Há que falar no desenho de luz de Paulo Graça e da mão invisível, aparentemente, de Bárbara Falcão Fernandes, assistente de cenografia (e que cenografia, a de José Capela! Um talentosíssimo desafio à imaginação de quem criou e de quem vê! E há que falar de António MV, na edição de imagem ; e de Madalena Salgueiro, Maria José Correia e dos alunos da Escola Secundária Artística António Arroio na execução de adereços de cabeça e maquilhagem especial. E os figurinos (executados no atelier da CNB sob orientação da Mestra Paula Marinho; Atelier de Costura CNB, Sector de Costura do TNSC, Ana Paula Simaria, Maria José Santos, Maria Manuel Garcia, Micaela Larisch-design, Lda. , na execução de guarda-roupa).

Depois há que aplaudir de pé o conjunto e os Artistas da Companhia Nacional de Bailado na interpretação e os da Orquestra de Câmara Portuguesa (Pedro Carneiro direção musical, repita-se. É tão bom vê-lo a dançar, também, marcando tons, enquanto rege…).

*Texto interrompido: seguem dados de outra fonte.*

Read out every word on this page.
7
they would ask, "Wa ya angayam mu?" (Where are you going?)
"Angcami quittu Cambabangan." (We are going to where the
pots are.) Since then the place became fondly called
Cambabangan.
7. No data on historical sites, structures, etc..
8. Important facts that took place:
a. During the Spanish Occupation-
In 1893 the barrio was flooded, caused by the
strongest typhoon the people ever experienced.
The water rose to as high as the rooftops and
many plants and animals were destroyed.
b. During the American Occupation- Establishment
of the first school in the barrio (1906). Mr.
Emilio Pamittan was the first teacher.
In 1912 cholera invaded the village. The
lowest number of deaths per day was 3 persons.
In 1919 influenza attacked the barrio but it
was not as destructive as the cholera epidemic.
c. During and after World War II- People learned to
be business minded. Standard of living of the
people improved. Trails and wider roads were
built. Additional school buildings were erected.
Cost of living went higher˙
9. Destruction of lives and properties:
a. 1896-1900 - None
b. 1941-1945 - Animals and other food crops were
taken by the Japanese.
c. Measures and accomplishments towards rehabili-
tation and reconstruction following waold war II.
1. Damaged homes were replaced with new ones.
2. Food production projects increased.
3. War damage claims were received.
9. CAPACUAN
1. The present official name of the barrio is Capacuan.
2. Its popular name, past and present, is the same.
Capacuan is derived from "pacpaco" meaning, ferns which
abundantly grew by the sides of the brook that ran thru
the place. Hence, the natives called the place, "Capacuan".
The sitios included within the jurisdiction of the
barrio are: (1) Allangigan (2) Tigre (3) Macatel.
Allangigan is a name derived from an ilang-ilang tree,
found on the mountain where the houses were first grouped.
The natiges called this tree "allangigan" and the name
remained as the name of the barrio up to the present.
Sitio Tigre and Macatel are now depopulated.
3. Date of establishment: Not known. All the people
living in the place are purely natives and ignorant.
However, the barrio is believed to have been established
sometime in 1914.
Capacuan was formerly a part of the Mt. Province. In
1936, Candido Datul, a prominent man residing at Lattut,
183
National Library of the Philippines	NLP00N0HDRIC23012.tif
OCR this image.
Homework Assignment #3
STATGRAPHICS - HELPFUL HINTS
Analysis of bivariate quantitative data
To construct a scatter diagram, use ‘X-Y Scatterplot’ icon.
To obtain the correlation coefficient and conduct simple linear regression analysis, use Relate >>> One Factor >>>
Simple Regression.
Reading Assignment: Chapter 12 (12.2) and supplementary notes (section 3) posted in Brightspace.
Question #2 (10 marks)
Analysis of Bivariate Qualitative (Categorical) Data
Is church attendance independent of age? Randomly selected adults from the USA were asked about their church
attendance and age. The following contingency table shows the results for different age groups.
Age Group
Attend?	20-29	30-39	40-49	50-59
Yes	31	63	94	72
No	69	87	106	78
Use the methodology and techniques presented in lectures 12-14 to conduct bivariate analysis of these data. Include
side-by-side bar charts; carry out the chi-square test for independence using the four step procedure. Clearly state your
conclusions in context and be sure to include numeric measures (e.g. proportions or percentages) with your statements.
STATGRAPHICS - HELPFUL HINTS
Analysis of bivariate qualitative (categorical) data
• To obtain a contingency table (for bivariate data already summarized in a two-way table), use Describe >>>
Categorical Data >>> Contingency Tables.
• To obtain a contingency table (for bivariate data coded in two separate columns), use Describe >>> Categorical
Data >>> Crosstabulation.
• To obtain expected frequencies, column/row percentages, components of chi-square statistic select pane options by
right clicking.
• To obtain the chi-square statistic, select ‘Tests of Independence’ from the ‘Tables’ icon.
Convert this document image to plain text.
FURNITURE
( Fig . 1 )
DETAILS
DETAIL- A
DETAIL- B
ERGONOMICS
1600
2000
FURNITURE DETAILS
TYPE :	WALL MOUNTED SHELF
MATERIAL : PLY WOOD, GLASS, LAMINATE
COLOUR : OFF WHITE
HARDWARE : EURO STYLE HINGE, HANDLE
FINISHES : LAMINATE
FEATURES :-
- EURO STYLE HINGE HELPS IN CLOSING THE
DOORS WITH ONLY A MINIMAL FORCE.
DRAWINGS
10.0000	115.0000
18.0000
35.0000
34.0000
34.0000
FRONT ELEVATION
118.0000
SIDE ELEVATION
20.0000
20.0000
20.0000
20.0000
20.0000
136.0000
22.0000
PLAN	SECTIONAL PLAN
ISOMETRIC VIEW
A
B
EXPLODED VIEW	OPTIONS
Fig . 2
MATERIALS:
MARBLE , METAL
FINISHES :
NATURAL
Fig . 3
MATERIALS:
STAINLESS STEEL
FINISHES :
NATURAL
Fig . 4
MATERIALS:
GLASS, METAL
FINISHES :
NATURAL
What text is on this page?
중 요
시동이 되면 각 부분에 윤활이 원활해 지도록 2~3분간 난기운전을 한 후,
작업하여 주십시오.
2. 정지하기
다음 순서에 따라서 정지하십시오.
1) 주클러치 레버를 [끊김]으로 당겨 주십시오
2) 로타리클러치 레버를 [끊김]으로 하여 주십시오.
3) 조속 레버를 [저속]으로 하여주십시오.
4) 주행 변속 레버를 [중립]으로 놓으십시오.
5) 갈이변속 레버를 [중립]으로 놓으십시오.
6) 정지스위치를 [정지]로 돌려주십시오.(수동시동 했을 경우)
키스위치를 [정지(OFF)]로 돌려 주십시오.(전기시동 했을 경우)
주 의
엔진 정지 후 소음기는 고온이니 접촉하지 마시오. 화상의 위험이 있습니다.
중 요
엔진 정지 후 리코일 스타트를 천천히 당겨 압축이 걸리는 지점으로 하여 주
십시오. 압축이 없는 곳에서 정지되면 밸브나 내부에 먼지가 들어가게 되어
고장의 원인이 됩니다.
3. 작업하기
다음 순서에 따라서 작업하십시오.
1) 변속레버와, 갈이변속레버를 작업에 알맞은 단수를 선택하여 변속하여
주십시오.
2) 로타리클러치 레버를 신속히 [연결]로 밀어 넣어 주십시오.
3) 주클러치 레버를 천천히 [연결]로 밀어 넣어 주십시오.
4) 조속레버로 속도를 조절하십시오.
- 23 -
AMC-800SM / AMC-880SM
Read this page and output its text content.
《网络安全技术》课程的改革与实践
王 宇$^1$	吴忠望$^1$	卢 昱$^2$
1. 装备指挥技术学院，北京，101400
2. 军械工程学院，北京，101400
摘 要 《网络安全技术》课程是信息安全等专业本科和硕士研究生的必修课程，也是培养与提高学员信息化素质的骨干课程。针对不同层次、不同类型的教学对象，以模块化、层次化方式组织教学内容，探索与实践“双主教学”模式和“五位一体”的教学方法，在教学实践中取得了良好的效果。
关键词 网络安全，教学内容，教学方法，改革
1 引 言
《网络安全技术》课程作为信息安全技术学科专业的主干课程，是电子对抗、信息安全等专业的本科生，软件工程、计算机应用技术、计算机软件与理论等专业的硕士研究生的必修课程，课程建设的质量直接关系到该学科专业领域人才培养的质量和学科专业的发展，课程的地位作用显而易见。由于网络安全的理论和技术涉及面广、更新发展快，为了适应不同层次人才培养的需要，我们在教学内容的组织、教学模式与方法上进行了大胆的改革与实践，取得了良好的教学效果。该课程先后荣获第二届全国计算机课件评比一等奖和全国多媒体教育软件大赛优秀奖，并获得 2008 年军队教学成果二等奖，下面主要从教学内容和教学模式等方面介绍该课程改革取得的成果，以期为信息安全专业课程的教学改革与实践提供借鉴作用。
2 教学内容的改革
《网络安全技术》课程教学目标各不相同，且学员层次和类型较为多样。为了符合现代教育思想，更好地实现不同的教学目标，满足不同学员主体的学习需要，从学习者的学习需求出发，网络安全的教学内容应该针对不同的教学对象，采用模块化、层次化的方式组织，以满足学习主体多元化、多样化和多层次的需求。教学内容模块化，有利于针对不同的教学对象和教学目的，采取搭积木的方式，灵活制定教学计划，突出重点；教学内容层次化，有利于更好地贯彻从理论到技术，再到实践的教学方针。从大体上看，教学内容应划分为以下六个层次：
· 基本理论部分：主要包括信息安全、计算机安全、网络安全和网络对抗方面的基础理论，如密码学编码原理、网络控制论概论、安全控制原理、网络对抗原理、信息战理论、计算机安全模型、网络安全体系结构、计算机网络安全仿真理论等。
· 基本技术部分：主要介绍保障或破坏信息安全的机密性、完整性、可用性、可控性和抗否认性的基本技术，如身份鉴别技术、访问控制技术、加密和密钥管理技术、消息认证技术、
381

Falta sugerir que não percam esta história, com quase 140 anos e com libreto de Sergei Khudekov, que relata os amores, desencontros, traição e ciúmes de um rajá, um guerreiro, uma princesa, um faquir, um alto sacerdote hindu e uma bailadeira do templo (uma bayadère).

A Índia e as montanhas dos Himalaias são o cenário onde se desenrola a ação

Estreado em S. Petersburgo no final do século dezanove, pela mão de Marius Petipa, o bailado evoca uma Índia onde cabem véus de odaliscas, tutus clássicos, faquires, bugigangas, valsas europeias e todos os ingredientes que o esplendor da Rússia Imperial e o gosto pelo exótico da altura podiam imaginar à distância.

de Bruno Simão para a CNB

Os relatos de viagem pela Rota da Seda de Marco Polo que, por essa altura, tinham passado de histórias fantásticas a quase confirmações científicas, inflamavam ainda mais a imaginação e reproduziam em casa (e com o que havia à mão) as culturas para “além da Taprobana”. Um dos atos, o das Sombras, porventura o grande exemplo do classicismo académico da dança, é, apesar da sua simplicidade estrutural, de uma enorme dificuldade técnica para o corpo de baile feminino. Todo ele é deslizante, hipnótico, de beleza celestial – talvez não tenha sido por acaso que é precisamente com ele, que no guião, se atinge o Nirvana. É na consciência desta maravilhosa ambiguidade, que os criadores desta nova versão se propõem recriar La Bayadère – num tempo em que parece sabermos quase tudo, mas onde as narrativas sobre o “outro” continuam tão imaginadas, fascinantes e enigmáticas como talvez o tenham sido então.